Cognizant Holds 11% Net Margin Through SG&A Cuts Despite Gross Margin Slide
Cognizant has held net margins near 11% by cutting SG&A as gross margins declined over the past decade. Management warns of structural pressure from Indian wage inflation and rivals Infosys and Wipro, and is focusing on cost control, AI-driven productivity and portfolio adjustments to stabilize margins.
1. Cognizant Report Projects $4.5 Trillion in U.S. Labor Productivity Gains
Cognizant’s New Work, New World 2026 report finds that artificial intelligence could unlock up to $4.5 trillion in labor productivity across the U.S. economy today, a figure based on a reassessment of 18,000 tasks and 1,000 job roles in the O*NET database.
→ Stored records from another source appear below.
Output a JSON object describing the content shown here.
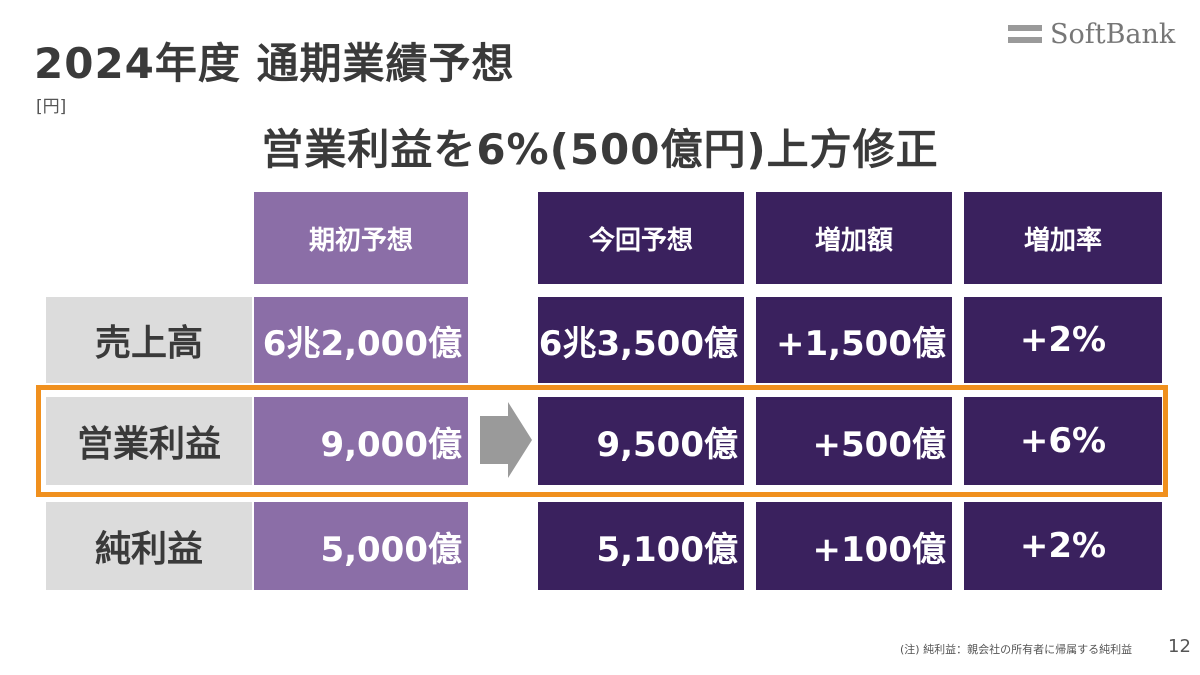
{
  "title": "2024年度 通期業績予想",
  "unit": "[円]",
  "headline": "営業利益を6%(500億円)上方修正",
  "logo": {
    "text": "SoftBank"
  },
  "table": {
    "headers": [
      "期初予想",
      "今回予想",
      "増加額",
      "増加率"
    ],
    "rows": [
      {
        "label": "売上高",
        "initial": "6兆2,000億",
        "current": "6兆3,500億",
        "increase": "+1,500億",
        "rate": "+2%"
      },
      {
        "label": "営業利益",
        "initial": "9,000億",
        "current": "9,500億",
        "increase": "+500億",
        "rate": "+6%"
      },
      {
        "label": "純利益",
        "initial": "5,000億",
        "current": "5,100億",
        "increase": "+100億",
        "rate": "+2%"
      }
    ],
    "highlighted_row": 1
  },
  "footnote": "(注) 純利益：親会社の所有者に帰属する純利益",
  "page_number": "12",
  "colors": {
    "initial_column": "#8b6ea7",
    "current_columns": "#3a215e",
    "row_label": "#dcdcdc",
    "highlight_border": "#f0901e",
    "arrow": "#9a9a9a"
  }
}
The study shows that 93 percent of jobs have some degree of AI exposure, up from earlier forecasts, and that annual exposure‐score growth has accelerated to 9 percent, compared with the 2 percent pace estimated in 2024. These findings underscore the scale of near-term opportunity for clients to deploy AI in areas ranging from legal and education to healthcare and executive support functions.
2. Significant Shifts in Job Exposure Scores Highlight Sector-Specific Risks and Opportunities
Cognizant identifies dramatic year-over-year increases in AI exposure scores across multiple industries: legal roles have risen from 9 percent to 63 percent exposure, education from 11 percent to 49 percent, healthcare practitioners from 10 percent to 39 percent, and C-suite positions such as CEO from 25 percent to 60 percent. Manual labor occupations are also experiencing higher rates of AI assistance—transportation tasks have moved from 6 percent to 25 percent exposure, and construction from 4 percent to 12 percent. These shifts suggest that while some knowledge-work areas have reached near-term automation limits, other sectors stand to see rapid productivity gains.
3. Human Skilling and Flexible Operating Models Essential to Capturing Full Value
Despite the scale of AI’s technical capabilities, Cognizant emphasizes that up to 40 percent of management, business, financial operations, and administrative tasks remain non-automatable, signaling the ongoing need for human judgment, contextual intelligence, and continuous learning. CEO Ravi Kumar S. warns that converting AI capital expenditure into real productivity growth depends on investments in digital fluency, adaptable systems and workforce reskilling. Cognizant’s own Synapse program, targeting 2 million individuals by 2030, exemplifies the company’s strategy to bridge technology deployment with human skill development and ensure clients can realize the full $4.5 trillion opportunity.
4. Structural Margin Pressures Persist Despite Stable Net Margins
While Cognizant has maintained net margins near 11 percent by cutting SG&A as a percentage of revenue, the company continues to face headwinds from Indian wage inflation, limited pricing leverage and heightened competition from peers such as Infosys and Wipro. Management is focused on cost containment, leveraging AI to drive internal productivity and optimizing its portfolio mix with higher-value digital services. However, sustaining margin expansion will require balancing price competitiveness with targeted investments in emerging technologies and talent retention in a tight labor market.